At the same time, there is an element of satisfaction in a plot twist – although unanticipated, you still know what happens and/or what was happening all along. What makes an ambiguous ending different, and what I like about them so much, is that you don’t get that satisfaction. Everything’s up in the air, totally up to the viewer. No one knows the answers for sure (often not even the director).
    
Jack Nicholson as Jack Torrance in Stanley Kubrick's
1980 adaption of Stephen King's novel
(Source: faqtheshining.blogspot.com)
One of my favourite films is Gus Van Sant’s 1991 B-movie My Own Private Idaho, starring River Phoenix and Keanu Reeves and loosely based on Shakespeare’s Henry IV, Part 1, Henry IV, Part 2, and Henry V. Mike is a gay street hustler who suffers from narcolepsy who embarks on a journey to find his mother from his hometown in Idaho to Italy, along with fellow hustler Scott. At the end of the film, Mike is back on the anonymous road in Idaho where he began the film when he takes a narcoleptic fit and soon after some truckers steal his backpack and shoes, an unidentified figure pulls up and takes him away in the car. Was it Scott, coming back for the man he knew loved him? Was it his Dad, feeling regretful for deceit and time lost with his son? Or perhaps just a twisted opportunist? “I cut that end bit,” Gus Van Sant says, “for a couple of reasons. First, it really tied everything up in a nice little bow. I think it works much better with the ambiguity. Second, I realized in editing that the movie was about making your own families, not being tied to the one you’re born with. And Mike's brother had been portrayed as kind of a dick, so maybe ending up with his family isn't for the best. Who knows who's in that car? It could be the love of his life who takes him to Italy. I don't know.” The director has said that’s it up to the viewer to decide who picks up Mike; however, he later said that in his version, it is him who picks Mike up.

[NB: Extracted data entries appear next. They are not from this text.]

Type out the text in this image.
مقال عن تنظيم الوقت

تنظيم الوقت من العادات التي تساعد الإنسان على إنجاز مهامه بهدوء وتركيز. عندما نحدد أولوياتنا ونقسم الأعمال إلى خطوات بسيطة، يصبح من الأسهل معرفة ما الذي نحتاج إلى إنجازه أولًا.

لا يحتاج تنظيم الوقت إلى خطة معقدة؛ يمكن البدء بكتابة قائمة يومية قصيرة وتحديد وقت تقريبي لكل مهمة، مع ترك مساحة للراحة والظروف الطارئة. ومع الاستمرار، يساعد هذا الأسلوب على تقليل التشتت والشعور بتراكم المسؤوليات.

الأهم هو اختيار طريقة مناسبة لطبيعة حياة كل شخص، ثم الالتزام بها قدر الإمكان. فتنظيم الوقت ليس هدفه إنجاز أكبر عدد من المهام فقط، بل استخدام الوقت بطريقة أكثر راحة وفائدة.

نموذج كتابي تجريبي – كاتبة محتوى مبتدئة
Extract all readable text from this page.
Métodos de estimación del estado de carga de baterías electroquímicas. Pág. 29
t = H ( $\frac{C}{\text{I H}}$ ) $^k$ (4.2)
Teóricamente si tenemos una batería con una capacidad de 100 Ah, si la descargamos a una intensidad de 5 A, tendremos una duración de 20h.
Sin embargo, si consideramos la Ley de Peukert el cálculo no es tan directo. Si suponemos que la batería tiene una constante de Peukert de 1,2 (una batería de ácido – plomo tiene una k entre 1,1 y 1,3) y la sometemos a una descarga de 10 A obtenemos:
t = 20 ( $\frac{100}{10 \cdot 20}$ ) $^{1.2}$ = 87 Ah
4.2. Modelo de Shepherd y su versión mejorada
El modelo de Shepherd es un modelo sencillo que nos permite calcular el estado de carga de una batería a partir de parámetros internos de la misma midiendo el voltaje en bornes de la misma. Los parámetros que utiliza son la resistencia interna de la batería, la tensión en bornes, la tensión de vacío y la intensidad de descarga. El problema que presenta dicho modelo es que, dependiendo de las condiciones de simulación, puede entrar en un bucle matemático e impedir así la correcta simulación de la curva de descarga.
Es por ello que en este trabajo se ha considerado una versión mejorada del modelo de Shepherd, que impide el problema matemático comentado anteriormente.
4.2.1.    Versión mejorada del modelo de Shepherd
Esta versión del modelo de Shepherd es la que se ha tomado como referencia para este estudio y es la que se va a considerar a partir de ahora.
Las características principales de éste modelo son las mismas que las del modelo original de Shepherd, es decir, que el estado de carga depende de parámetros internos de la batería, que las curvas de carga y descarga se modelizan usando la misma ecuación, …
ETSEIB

"Hang on, lads; I've got a great idea."
(Source: theguardian.com)
Countless movies feature vague endings. I’m sure the final scenes of American Psycho (2000) left more than a few people scratching their heads, and whether Rose dies or is dreaming at the end of Titanic (1997) is equally unclear (I cry like a baby either way). As Stanley Kubrick’s The Shining (1980) fades out in its final moments, we see Jack Nicholson as Jack Torrance in a photo from a party at the hotel in 1921, after we’ve just seen him die out in the snow. Had Jack Torrance been at The Overlook Hotel before then – perhaps forever? Similar questions are posed at the end of The Grey (2011): does Liam Neeson defeat the pack of wolves that have been perusing him and killing his friends? We never hear what Michael Caine’s “great idea” is in the tense final scene of The Italian Job (1969). A wonderful film based on the novel by Yann Martel, 2012’s Life of Pi has got to be one of the best ambiguous endings of recent years. When the ship sank, did Pi really spend months and months at sea in a lifeboat with a Bengal tiger or was it all an elaborate metaphor to fool the authorities? I guess we’ll never know for sure (though I reckon it’s true).

Marsellus Wallace's soul?
(Source: neatorama.com)
One of the most famous motifs in cinema is the elusive briefcase in Pulp Fiction (1994) with its 666 lock code. What was the source of that faint golden glow that so startled Tim Roth and that Samuel L. Jackson carried around with him? There are several theories that have surfaced about the briefcase’s contents: gold or diamonds, drugs, Michael Jackson’s other glove, the Oscar that Tarantino hoped to win, the Holy Grail, the ear from Reservoir Dogs or, as I like to believe, the soul of Marsellus Wallace. Quentin Tarantino revealed that the contents of the briefcase simply acted as a plot device containing tin foil and an orange lightbulb, and so it’s likely that there was nothing in it at all… but hey, I can dream, can’t I?